As any community manager knows, crowdsourcing is a double-edged sword: On one side, a well-run crowdsourcing campaign can produce extremely valuable data while saving precious money and time. On the other, sources aren’t always accurate or verifiable, which is of particular concern to law enforcement. There is simply no denying that, under some circumstances, incorrect data can cause a world of problems.
The city of Boston embarked on a crowdsourcing mission on April 18, just three days after the tragic bombings at the famed Boston Marathon. Law enforcement officials were looking to harness the collective power of the city’s residents, as well as the Internet at large, to identify individuals suspected of being responsible for the violence.
While the effort was ultimately successful, several innocent people were falsely identified as suspects. Labeling suspects on the Internet and passing around their personal information can be dangerous, but it’s a by-product of leveraging the general public’s help.
A New Twist on an Old Trick
“Law enforcement has always relied on the public’s assistance; however, the proliferation of mobile technology and social media has caused a sea change when it comes to the breadth and speed at which information is disseminated,” says Nancy Kolb, a senior program manager for the International Association of Chiefs of Police (IACP).
False information can lead not only to wasted time for law enforcement but also to damaged reputations, or even personal endangerment, for the wrongly accused.

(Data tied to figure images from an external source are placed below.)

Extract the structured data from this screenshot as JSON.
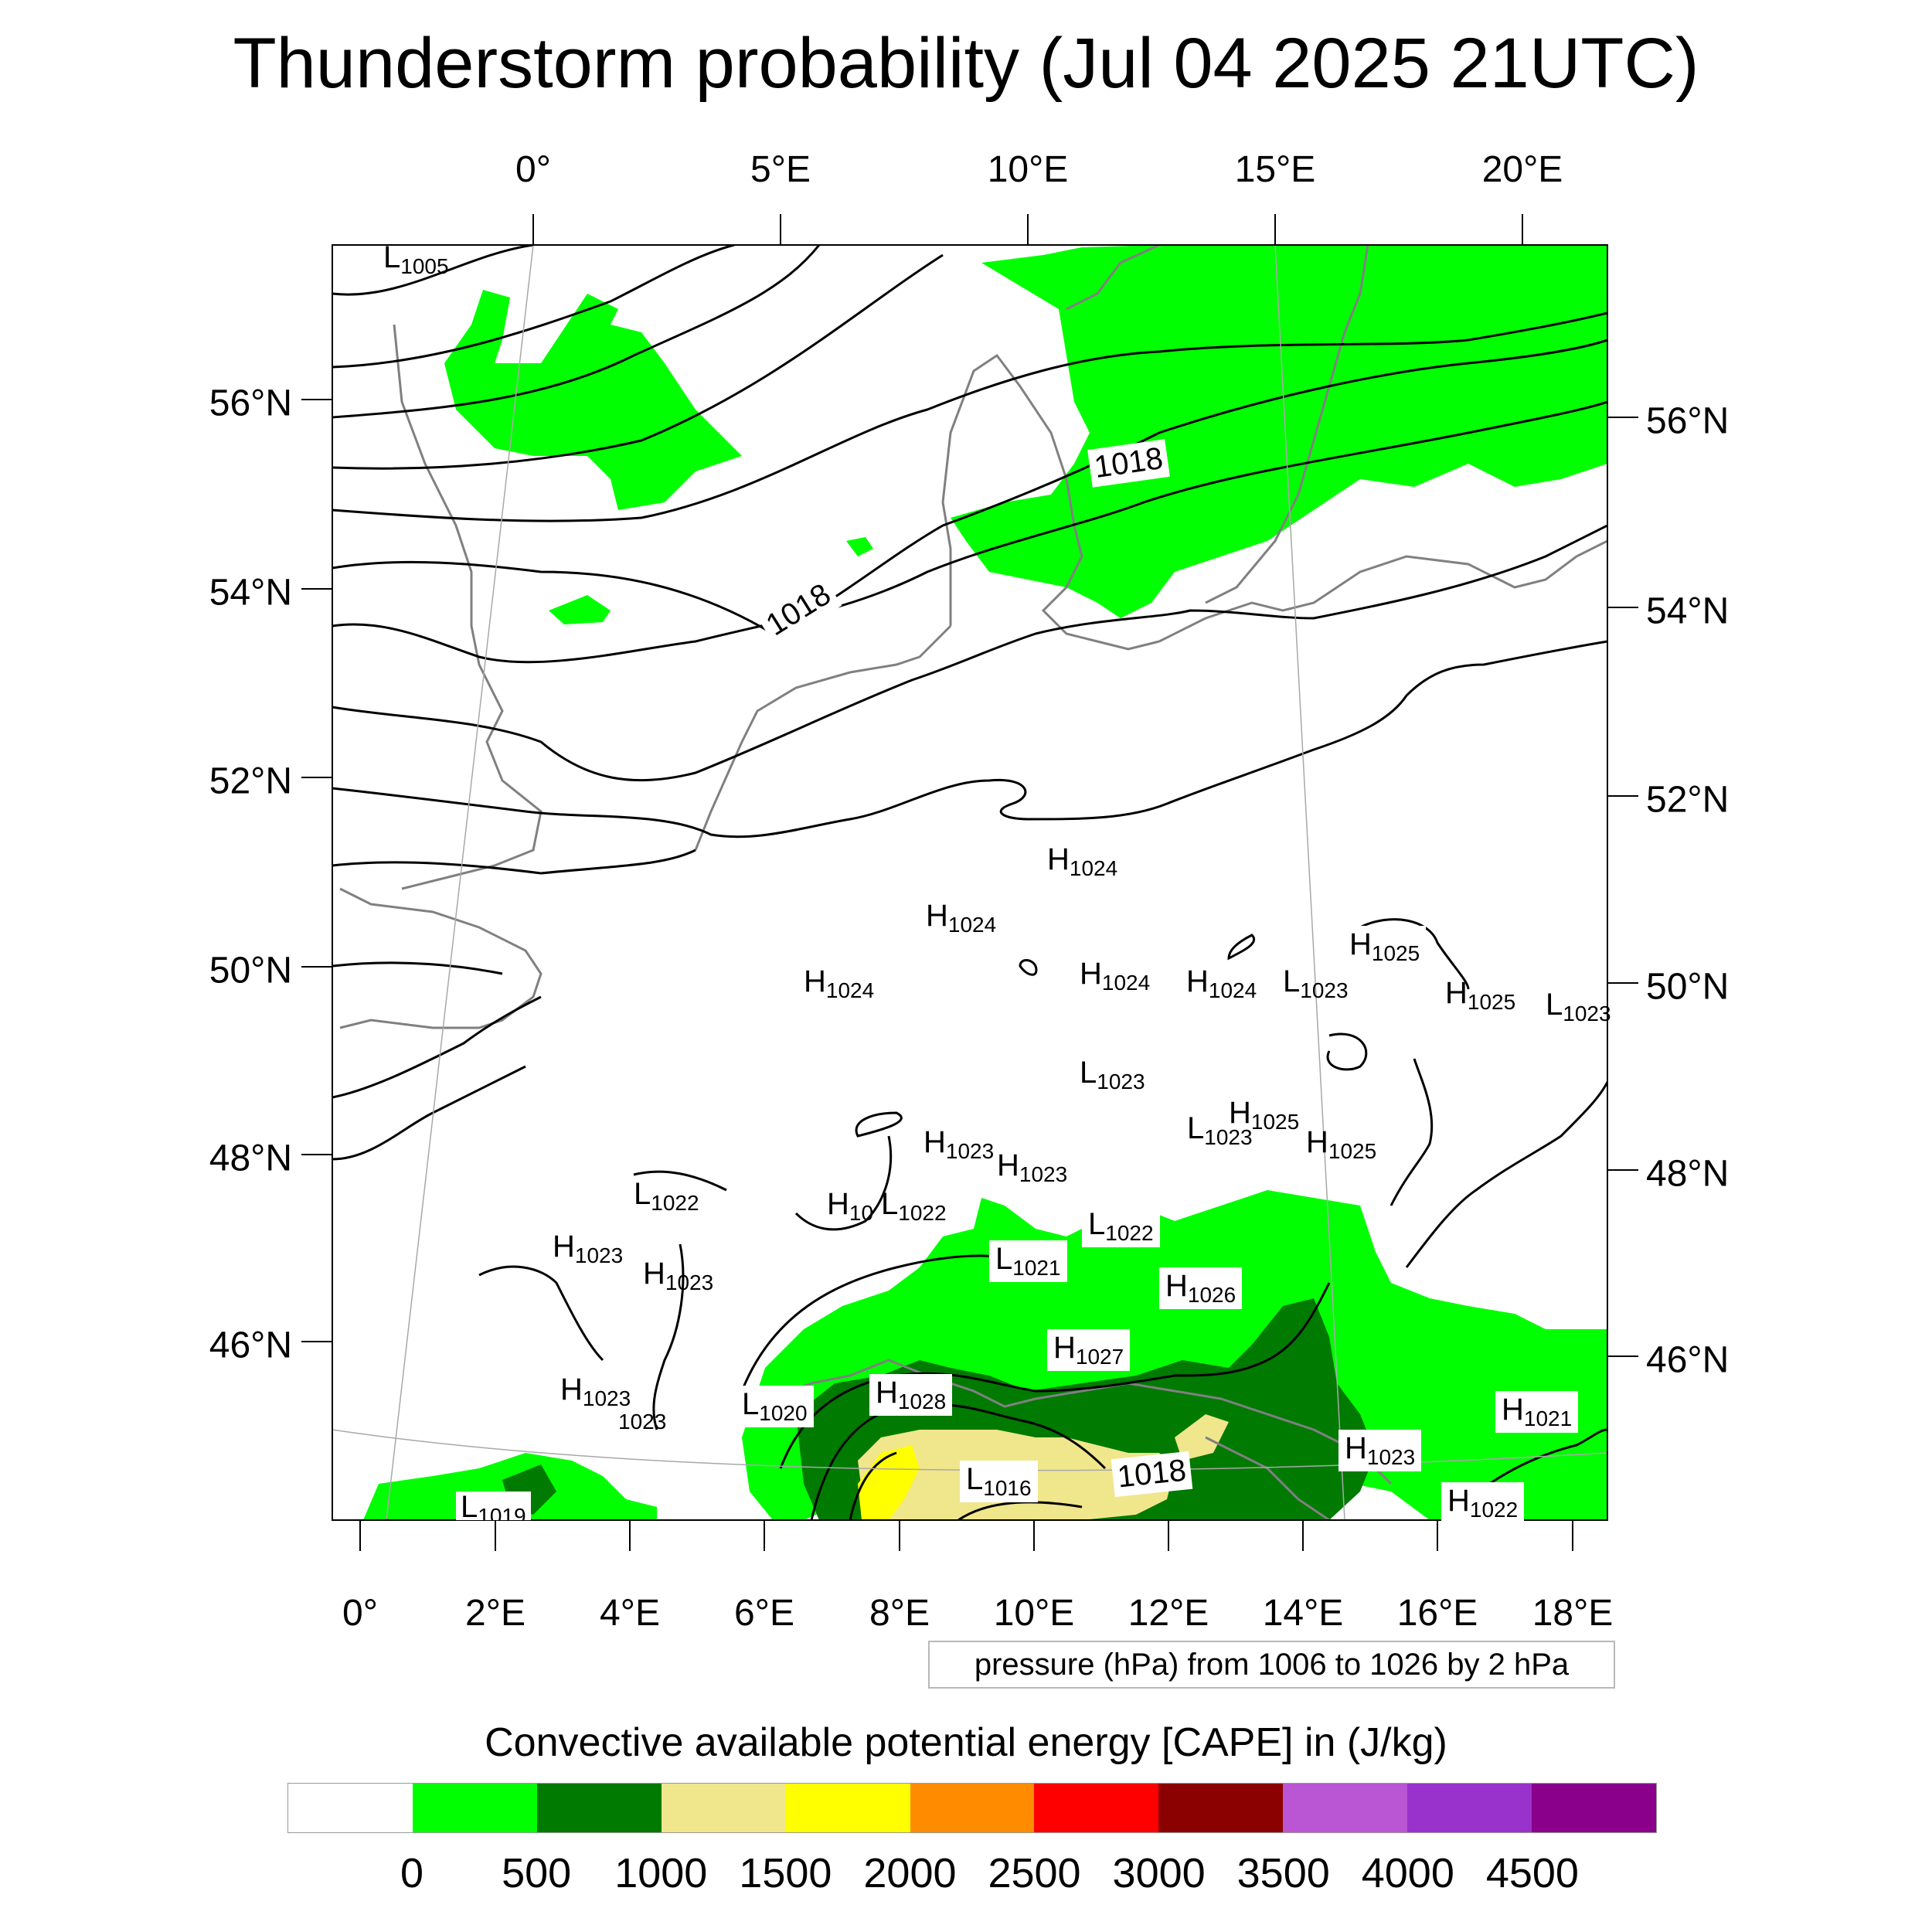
{
  "title": "Thunderstorm probability (Jul 04 2025 21UTC)",
  "top_lon_labels": [
    "0°",
    "5°E",
    "10°E",
    "15°E",
    "20°E"
  ],
  "bottom_lon_labels": [
    "0°",
    "2°E",
    "4°E",
    "6°E",
    "8°E",
    "10°E",
    "12°E",
    "14°E",
    "16°E",
    "18°E"
  ],
  "left_lat_labels": [
    "56°N",
    "54°N",
    "52°N",
    "50°N",
    "48°N",
    "46°N"
  ],
  "right_lat_labels": [
    "56°N",
    "54°N",
    "52°N",
    "50°N",
    "48°N",
    "46°N"
  ],
  "pressure_labels": [
    {
      "type": "L",
      "value": "1005"
    },
    {
      "type": "H",
      "value": "1024"
    },
    {
      "type": "H",
      "value": "1024"
    },
    {
      "type": "H",
      "value": "1024"
    },
    {
      "type": "H",
      "value": "1024"
    },
    {
      "type": "H",
      "value": "1024"
    },
    {
      "type": "L",
      "value": "1023"
    },
    {
      "type": "H",
      "value": "1025"
    },
    {
      "type": "H",
      "value": "1025"
    },
    {
      "type": "L",
      "value": "1023"
    },
    {
      "type": "L",
      "value": "1023"
    },
    {
      "type": "H",
      "value": "1025"
    },
    {
      "type": "L",
      "value": "1023"
    },
    {
      "type": "H",
      "value": "1025"
    },
    {
      "type": "H",
      "value": "1023"
    },
    {
      "type": "H",
      "value": "1023"
    },
    {
      "type": "L",
      "value": "1022"
    },
    {
      "type": "H",
      "value": "10"
    },
    {
      "type": "L",
      "value": "1022"
    },
    {
      "type": "L",
      "value": "1022"
    },
    {
      "type": "L",
      "value": "1021"
    },
    {
      "type": "H",
      "value": "1023"
    },
    {
      "type": "H",
      "value": "1023"
    },
    {
      "type": "H",
      "value": "1026"
    },
    {
      "type": "H",
      "value": "1027"
    },
    {
      "type": "H",
      "value": "1023"
    },
    {
      "type": "",
      "value": "1023"
    },
    {
      "type": "L",
      "value": "1020"
    },
    {
      "type": "H",
      "value": "1028"
    },
    {
      "type": "L",
      "value": "1016"
    },
    {
      "type": "H",
      "value": "1021"
    },
    {
      "type": "H",
      "value": "1023"
    },
    {
      "type": "H",
      "value": "1022"
    },
    {
      "type": "L",
      "value": "1019"
    }
  ],
  "contour_labels": [
    "1018",
    "1018",
    "1018"
  ],
  "info_text": "pressure (hPa) from 1006 to 1026 by 2 hPa",
  "colorbar_title": "Convective available potential energy [CAPE] in (J/kg)",
  "colorbar_labels": [
    "0",
    "500",
    "1000",
    "1500",
    "2000",
    "2500",
    "3000",
    "3500",
    "4000",
    "4500"
  ],
  "colorbar_colors": [
    "#ffffff",
    "#00ff00",
    "#007a00",
    "#f0e68c",
    "#ffff00",
    "#ff8c00",
    "#ff0000",
    "#8b0000",
    "#ba55d3",
    "#9932cc",
    "#8b008b"
  ],
  "colors": {
    "cape_low": "#00ff00",
    "cape_mid": "#007a00",
    "cape_high": "#f0e68c",
    "cape_higher": "#ffff00",
    "coastline": "#808080",
    "isobar": "#000000"
  }
}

According to Kolb, when public officials approach crowdsourcing strategically, the benefits outweigh the challenges: “More and more, agencies are using their social media presence to solicit tips and assistance from the public. Although this brings about many challenges for law enforcement (such as inaccurate information/rumors and the sheer amount of digital evidence that must be processed — whether solicited or not) there are real benefits."
One area where public input is incredibly valuable is when a child's well-being is in danger.
"Sharing Amber Alerts and other important information can travel to a large audience very quickly," says Kolb. "We’ve seen many examples where information from the public (solicited through social media) has helped investigators — from unsolved homicides to bank robberies to kidnappings.”
The scale of the incident in Boston led to the quick capture of the suspects but also brought to light new challenges. The lessons learned should help agencies operate more efficiently in the future.
Going forward, Kolb suggests that agencies use social media to build relationships with citizens. Proactive engagement and strategic planning will arm cities with the tools to act quickly and responsibly.